Plug-in-driven column-oriented data processing CLI tool with Polars LazyFrame at its core.
Project description
cryoflow
A plugin-driven columnar data processing CLI tool built on Polars LazyFrame.
cryoflow is a powerful tool for processing Apache Arrow (IPC/Parquet) format data through a customizable chain of plugins. It enables you to perform complex data transformations, validations, and output operations with a simple configuration file.
Features
- 🔌 Plugin-Driven Architecture: Extend functionality by writing custom plugins
- ⚡ Lazy Evaluation: Powered by Polars LazyFrame for efficient data processing
- 📋 Configuration-Based: Define your data pipeline in TOML configuration files
- ✅ Dry-Run Mode: Validate your pipeline configuration and schema before processing
- 🛡️ Robust Error Handling: Railway-oriented programming with Result types
- 🔄 Streaming Support: Process both Parquet and Apache Arrow IPC formats
- 🎯 Type-Safe: End-to-end type safety from data loading to output
Prerequisites
- Python 3.14 or higher
- uv (recommended) or pip
Installation
Using uv (recommended)
uv tool install cryoflow
Try without installing:
uvx cryoflow --help
Using pip
pip install cryoflow
Using Nix
If you have Nix installed, you can run cryoflow directly:
nix run github:yasunori0418/cryoflow -- --help
Or add cryoflow to your NixOS configuration or flake.nix:
inputs = {
cryoflow.url = "github:yasunori0418/cryoflow";
};
From Source
git clone https://github.com/yasunori0418/cryoflow
cd cryoflow
uv sync # or pip install -e .
Development with Nix Flake and direnv
For development purposes, you can use either direnv or nix CLI:
Using direnv (recommended)
# Copy the example configuration
cp example.envrc .envrc
# Allow direnv to load the configuration
direnv allow
This automatically loads the development environment with Nix, including uv, ruff, and pyright tools. When you enter the directory, direnv automatically activates the environment defined in dev/flake.nix.
Using Nix CLI
# Enter the development environment from dev/flake.nix
nix develop ./dev
Quick Start
1. Create a Configuration File
Create a config.toml file:
[[input_plugins]]
name = "parquet-scan"
module = "cryoflow_plugin_collections.input.parquet_scan"
label = "default"
[input_plugins.options]
input_path = "data/input.parquet"
[[transform_plugins]]
name = "column-multiplier"
module = "cryoflow_plugin_collections.transform.multiplier"
enabled = true
[transform_plugins.options]
column_name = "amount"
multiplier = 2
[[output_plugins]]
name = "parquet-writer"
module = "cryoflow_plugin_collections.output.parquet_writer"
enabled = true
[output_plugins.options]
output_path = "data/output.parquet"
2. Run the Pipeline
cryoflow run -c config.toml
3. Validate Configuration
Before running, validate your configuration:
cryoflow check -c config.toml
Usage
CLI Commands
run - Execute Data Processing Pipeline
Executes the complete data processing pipeline as defined in the configuration file.

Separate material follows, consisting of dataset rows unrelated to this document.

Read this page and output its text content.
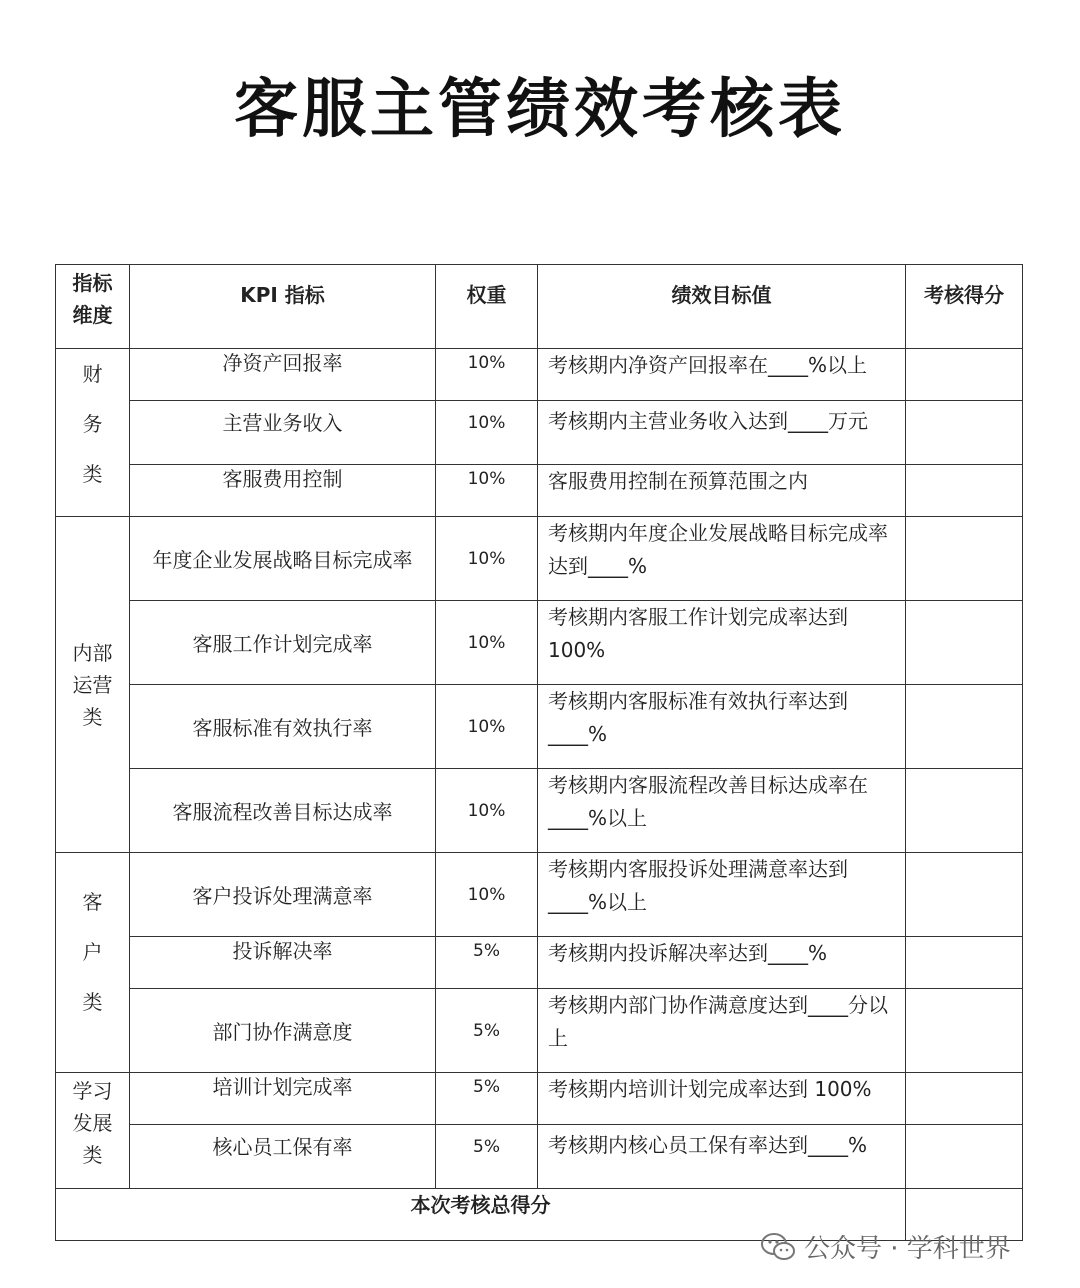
客服主管绩效考核表
指标
维度	KPI 指标	权重	绩效目标值	考核得分

财
务
类	净资产回报率	10%	考核期内净资产回报率在____%以上	
	主营业务收入	10%	考核期内主营业务收入达到____万元	
	客服费用控制	10%	客服费用控制在预算范围之内	

内部
运营
类	年度企业发展战略目标完成率	10%	考核期内年度企业发展战略目标完成率达到____%	
	客服工作计划完成率	10%	考核期内客服工作计划完成率达到100%	
	客服标准有效执行率	10%	考核期内客服标准有效执行率达到____%	
	客服流程改善目标达成率	10%	考核期内客服流程改善目标达成率在____%以上	

客
户
类	客户投诉处理满意率	10%	考核期内客服投诉处理满意率达到____%以上	
	投诉解决率	5%	考核期内投诉解决率达到____%	
	部门协作满意度	5%	考核期内部门协作满意度达到____分以上	

学习
发展
类	培训计划完成率	5%	考核期内培训计划完成率达到 100%	
	核心员工保有率	5%	考核期内核心员工保有率达到____%	
本次考核总得分				
公众号 · 学科世界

# Use default configuration file (searches XDG_CONFIG_HOME/cryoflow/config.toml)
cryoflow run
# Specify custom configuration file
cryoflow run -c path/to/config.toml
# Output detailed logs for debugging
cryoflow run -c config.toml -v
check - Validate Configuration & Schema
Validates pipeline configuration and schema without processing actual data. This is useful for pre-flight checks.
# Verify configuration validity
cryoflow check -c config.toml
# Verify with detailed logs
cryoflow check -c config.toml -v
Use cases for check command:
- Validate TOML syntax of configuration file
- Verify that all required plugins can be loaded
- Validate schema transformations (confirm transformed column types)
- Pre-flight validation before running large data processing jobs
Configuration File
The configuration file uses TOML format and defines:
- input_plugins: Array of input plugin configurations (data source definitions)
- transform_plugins: Array of transform plugin configurations
- output_plugins: Array of output plugin configurations
Each plugin entry specifies:
- name: Plugin identifier
- module: Python module path to load the plugin from
- label: Data stream label for routing (default:
"default") - enabled: Whether the plugin should be executed (true/false)
- options: Plugin-specific configuration options
Path Resolution
Important: All file paths in the configuration are resolved relative to the directory containing the configuration file, not the current working directory.
- Absolute paths: Used as-is (e.g.,
/absolute/path/to/file.parquet) - Relative paths: Resolved relative to the config file's directory (e.g.,
data/input.parquet)
This design ensures that configuration files are portable - you can move your entire project directory without breaking path references.
Example:
project/
config/
config.toml # Configuration file here
data/
input.parquet # Referenced as "data/input.parquet"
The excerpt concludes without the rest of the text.